Separately, Kalowski discussed the company’s completed sale of ADX-097 to Akebia in the fourth quarter, saying the transaction aligned with a previously announced effort to seek strategic alternatives for its tissue-targeted complement platform to focus on bempikibart. He said the deal included $12 million in upfront and near-term milestones, with eligibility for up to about $592 million in total milestones plus royalties.
Management closed by reiterating that the midyear top-line readout for Part B remains on track and said the target product profile—combining safety, ISR profile, durability potential, and efficacy—will be central to how clinicians and patients evaluate the therapy if development continues successfully.

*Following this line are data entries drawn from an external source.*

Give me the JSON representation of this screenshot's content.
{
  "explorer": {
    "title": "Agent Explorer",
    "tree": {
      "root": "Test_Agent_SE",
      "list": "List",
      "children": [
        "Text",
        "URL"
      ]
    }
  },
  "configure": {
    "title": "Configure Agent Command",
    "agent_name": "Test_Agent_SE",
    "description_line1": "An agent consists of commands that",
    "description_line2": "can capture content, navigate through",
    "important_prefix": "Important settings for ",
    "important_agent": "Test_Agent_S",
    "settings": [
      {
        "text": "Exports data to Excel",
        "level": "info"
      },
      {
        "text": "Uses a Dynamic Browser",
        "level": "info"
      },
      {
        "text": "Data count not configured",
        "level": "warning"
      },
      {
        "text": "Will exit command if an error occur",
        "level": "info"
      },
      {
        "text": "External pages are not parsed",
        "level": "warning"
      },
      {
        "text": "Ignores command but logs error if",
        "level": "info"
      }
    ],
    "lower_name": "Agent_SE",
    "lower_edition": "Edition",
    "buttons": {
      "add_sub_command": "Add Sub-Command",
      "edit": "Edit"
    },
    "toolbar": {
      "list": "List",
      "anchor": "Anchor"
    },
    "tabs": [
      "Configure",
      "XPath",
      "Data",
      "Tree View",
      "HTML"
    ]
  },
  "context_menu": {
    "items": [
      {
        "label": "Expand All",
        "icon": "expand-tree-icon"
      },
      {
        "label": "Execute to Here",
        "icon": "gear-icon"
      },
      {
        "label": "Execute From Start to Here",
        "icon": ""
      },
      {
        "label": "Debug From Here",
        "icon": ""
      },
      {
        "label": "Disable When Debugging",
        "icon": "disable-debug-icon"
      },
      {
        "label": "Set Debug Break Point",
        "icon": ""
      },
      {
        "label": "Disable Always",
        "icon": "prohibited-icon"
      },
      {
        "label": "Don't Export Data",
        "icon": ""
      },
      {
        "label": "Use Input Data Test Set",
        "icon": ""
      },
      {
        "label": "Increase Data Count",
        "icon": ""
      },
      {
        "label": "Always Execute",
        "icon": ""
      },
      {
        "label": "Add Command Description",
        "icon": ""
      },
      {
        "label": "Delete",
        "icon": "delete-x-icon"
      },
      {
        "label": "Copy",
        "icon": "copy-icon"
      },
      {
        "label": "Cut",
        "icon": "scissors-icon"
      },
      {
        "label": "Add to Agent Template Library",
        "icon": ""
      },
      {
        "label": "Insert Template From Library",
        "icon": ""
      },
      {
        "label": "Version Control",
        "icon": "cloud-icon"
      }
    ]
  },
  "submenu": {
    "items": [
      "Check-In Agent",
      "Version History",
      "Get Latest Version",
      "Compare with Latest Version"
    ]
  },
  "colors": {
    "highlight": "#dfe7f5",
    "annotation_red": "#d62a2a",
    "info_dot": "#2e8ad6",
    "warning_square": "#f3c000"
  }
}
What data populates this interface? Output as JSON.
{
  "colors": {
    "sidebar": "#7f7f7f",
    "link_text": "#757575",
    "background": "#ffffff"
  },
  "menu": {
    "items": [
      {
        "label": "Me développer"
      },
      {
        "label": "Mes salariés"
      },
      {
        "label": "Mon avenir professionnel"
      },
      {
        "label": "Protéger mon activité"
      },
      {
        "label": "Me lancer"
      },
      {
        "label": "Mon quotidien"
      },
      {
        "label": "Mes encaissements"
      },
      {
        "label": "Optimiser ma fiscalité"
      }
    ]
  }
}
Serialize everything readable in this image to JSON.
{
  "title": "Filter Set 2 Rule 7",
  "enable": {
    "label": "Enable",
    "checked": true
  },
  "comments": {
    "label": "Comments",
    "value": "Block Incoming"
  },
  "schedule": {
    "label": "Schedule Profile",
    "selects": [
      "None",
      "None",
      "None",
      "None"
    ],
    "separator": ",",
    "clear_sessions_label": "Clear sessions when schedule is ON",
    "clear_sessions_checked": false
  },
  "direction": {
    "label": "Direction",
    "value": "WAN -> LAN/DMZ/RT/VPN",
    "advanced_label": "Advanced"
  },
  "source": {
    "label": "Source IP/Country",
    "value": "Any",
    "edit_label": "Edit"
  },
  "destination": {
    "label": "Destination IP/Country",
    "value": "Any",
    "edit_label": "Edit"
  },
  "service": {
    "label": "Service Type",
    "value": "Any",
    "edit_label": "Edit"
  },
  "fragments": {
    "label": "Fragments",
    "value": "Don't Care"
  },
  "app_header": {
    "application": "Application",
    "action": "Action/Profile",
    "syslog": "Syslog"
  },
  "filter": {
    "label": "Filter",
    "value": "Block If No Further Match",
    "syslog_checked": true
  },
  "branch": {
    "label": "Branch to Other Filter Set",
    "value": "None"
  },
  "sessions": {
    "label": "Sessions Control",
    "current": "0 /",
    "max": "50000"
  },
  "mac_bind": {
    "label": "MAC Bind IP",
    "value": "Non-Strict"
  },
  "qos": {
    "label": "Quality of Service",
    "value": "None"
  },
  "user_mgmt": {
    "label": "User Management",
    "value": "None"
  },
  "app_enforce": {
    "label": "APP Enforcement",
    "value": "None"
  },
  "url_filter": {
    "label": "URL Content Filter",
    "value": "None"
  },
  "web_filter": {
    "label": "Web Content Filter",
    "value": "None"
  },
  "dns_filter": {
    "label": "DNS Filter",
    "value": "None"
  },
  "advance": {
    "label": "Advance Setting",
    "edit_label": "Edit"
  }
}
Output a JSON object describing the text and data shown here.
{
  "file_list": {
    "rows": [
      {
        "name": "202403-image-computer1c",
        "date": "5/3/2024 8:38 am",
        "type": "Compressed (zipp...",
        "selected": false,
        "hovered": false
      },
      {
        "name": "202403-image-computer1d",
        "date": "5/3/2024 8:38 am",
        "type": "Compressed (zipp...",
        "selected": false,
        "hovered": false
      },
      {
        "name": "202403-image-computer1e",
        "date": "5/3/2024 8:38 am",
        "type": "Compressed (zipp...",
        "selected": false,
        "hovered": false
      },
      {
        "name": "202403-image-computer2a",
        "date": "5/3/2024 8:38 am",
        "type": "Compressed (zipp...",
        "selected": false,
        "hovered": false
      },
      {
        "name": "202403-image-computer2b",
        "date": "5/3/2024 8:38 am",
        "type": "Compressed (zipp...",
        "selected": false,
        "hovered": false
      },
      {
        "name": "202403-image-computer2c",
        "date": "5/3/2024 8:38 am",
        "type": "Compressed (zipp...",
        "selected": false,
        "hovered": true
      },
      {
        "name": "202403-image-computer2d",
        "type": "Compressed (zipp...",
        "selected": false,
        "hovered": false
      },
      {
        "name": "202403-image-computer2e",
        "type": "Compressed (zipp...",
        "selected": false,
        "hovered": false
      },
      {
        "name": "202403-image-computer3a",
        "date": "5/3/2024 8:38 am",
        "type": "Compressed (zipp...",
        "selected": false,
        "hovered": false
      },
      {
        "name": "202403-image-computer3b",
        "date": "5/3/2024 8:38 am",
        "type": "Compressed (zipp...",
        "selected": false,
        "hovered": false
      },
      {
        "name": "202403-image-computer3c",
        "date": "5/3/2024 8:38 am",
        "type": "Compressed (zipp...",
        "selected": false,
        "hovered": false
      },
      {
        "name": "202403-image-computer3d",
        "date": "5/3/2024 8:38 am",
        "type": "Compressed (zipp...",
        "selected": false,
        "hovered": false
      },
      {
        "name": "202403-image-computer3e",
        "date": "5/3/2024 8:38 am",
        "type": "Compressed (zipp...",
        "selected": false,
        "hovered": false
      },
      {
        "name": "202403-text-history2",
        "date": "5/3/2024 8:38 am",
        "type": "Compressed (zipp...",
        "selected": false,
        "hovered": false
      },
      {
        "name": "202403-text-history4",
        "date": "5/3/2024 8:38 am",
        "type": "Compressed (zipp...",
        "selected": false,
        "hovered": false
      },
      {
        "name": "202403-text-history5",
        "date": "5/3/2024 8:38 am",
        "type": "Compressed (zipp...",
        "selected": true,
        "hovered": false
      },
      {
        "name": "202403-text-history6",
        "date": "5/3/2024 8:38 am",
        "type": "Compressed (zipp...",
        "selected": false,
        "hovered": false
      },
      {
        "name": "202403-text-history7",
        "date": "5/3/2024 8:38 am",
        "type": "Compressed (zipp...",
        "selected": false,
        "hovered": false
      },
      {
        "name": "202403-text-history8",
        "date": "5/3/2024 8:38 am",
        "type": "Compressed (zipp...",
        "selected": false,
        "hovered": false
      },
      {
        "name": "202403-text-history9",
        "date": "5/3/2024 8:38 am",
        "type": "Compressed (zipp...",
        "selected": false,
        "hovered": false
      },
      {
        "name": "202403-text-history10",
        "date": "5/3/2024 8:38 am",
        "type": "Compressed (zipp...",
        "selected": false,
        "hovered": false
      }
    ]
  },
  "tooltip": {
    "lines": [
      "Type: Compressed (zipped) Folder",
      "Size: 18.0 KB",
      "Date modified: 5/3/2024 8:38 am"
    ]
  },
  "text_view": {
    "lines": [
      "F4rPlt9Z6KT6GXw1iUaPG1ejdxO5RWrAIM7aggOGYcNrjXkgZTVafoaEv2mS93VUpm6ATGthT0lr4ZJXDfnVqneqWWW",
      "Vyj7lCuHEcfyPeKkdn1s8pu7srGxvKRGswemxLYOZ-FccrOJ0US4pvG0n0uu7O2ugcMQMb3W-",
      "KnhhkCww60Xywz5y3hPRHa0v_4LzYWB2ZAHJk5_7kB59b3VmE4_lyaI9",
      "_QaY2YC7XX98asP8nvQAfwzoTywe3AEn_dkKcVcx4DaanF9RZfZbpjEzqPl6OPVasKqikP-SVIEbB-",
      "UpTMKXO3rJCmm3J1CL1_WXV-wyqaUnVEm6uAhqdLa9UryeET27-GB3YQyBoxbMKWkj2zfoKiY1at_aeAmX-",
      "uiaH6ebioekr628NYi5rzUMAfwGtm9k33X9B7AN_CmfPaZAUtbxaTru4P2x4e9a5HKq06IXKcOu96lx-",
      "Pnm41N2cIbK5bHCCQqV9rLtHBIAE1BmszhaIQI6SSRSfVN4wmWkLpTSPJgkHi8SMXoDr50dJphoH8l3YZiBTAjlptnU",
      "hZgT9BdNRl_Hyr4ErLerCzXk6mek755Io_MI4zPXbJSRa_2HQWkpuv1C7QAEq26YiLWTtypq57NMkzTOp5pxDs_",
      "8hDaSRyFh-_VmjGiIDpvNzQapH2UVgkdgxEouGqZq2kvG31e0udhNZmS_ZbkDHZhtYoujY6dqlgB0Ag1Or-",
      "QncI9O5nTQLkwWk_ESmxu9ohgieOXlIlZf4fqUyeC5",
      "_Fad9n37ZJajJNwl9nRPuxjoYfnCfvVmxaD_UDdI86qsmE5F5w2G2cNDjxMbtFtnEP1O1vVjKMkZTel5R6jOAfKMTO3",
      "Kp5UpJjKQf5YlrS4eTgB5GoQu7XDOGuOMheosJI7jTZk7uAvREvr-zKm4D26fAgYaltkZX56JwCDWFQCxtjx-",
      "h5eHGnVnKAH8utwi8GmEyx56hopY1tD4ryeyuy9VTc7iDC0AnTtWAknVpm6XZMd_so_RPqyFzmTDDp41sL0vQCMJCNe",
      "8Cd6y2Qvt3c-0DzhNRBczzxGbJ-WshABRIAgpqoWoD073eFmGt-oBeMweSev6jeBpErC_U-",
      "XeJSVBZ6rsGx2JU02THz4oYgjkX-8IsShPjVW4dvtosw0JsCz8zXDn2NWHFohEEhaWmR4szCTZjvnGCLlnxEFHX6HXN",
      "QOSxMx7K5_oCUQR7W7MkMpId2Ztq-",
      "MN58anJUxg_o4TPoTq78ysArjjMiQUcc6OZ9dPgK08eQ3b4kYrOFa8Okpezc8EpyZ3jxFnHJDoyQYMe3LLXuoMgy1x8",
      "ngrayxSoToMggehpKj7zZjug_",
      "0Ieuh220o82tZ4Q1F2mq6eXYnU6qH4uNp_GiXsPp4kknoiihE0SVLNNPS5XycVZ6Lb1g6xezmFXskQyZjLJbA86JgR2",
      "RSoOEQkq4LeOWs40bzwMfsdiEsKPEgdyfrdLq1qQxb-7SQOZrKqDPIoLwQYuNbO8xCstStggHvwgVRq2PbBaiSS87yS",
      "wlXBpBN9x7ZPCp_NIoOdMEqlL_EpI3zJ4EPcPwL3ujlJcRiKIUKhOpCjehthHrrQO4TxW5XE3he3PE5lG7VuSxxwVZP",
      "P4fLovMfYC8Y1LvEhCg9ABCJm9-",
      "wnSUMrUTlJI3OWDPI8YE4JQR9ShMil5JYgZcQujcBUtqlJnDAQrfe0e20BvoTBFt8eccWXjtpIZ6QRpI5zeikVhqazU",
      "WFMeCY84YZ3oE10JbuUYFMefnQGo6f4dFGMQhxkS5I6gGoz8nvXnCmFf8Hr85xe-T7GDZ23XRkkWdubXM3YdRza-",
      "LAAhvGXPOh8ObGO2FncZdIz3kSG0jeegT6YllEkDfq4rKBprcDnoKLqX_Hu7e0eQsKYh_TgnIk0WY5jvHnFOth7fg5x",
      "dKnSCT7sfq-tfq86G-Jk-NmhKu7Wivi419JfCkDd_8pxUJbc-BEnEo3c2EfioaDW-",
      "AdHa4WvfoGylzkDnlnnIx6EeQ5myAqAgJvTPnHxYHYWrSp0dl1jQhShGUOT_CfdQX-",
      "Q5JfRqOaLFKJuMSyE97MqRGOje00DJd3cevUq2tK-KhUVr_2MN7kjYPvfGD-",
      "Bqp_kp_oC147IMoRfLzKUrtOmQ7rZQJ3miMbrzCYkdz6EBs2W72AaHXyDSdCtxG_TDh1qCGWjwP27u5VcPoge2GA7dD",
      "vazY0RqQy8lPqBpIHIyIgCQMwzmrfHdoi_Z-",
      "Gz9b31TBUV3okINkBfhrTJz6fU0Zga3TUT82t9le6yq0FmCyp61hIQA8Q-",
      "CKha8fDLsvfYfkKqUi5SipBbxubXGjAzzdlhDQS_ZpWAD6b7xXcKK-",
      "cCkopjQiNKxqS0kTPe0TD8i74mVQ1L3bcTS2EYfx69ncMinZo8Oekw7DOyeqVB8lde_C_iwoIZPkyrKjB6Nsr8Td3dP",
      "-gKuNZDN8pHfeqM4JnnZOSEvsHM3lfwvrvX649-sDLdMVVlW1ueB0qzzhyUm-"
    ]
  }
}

About Q32 Bio (NASDAQ:QTTB)
Q32 Bio Inc, a clinical-stage biotechnology company, develops biologic therapeutics to restore healthy immune balance in patients with autoimmune and inflammatory diseases driven by pathological immune dysfunction in the United States. Its lead product candidate is ADX-097, a humanized anti-C3d monoclonal antibody fusion protein to restore complement regulation, which has completed Phase I clinical trial for the treatment of renal and other complement-mediated diseases of high unmet need, including lupus nephritis, immunoglobulin A nephropathy, complement component 3 glomerulopathy, and anti-neutrophil cytoplasmic antibody-associated vasculitis.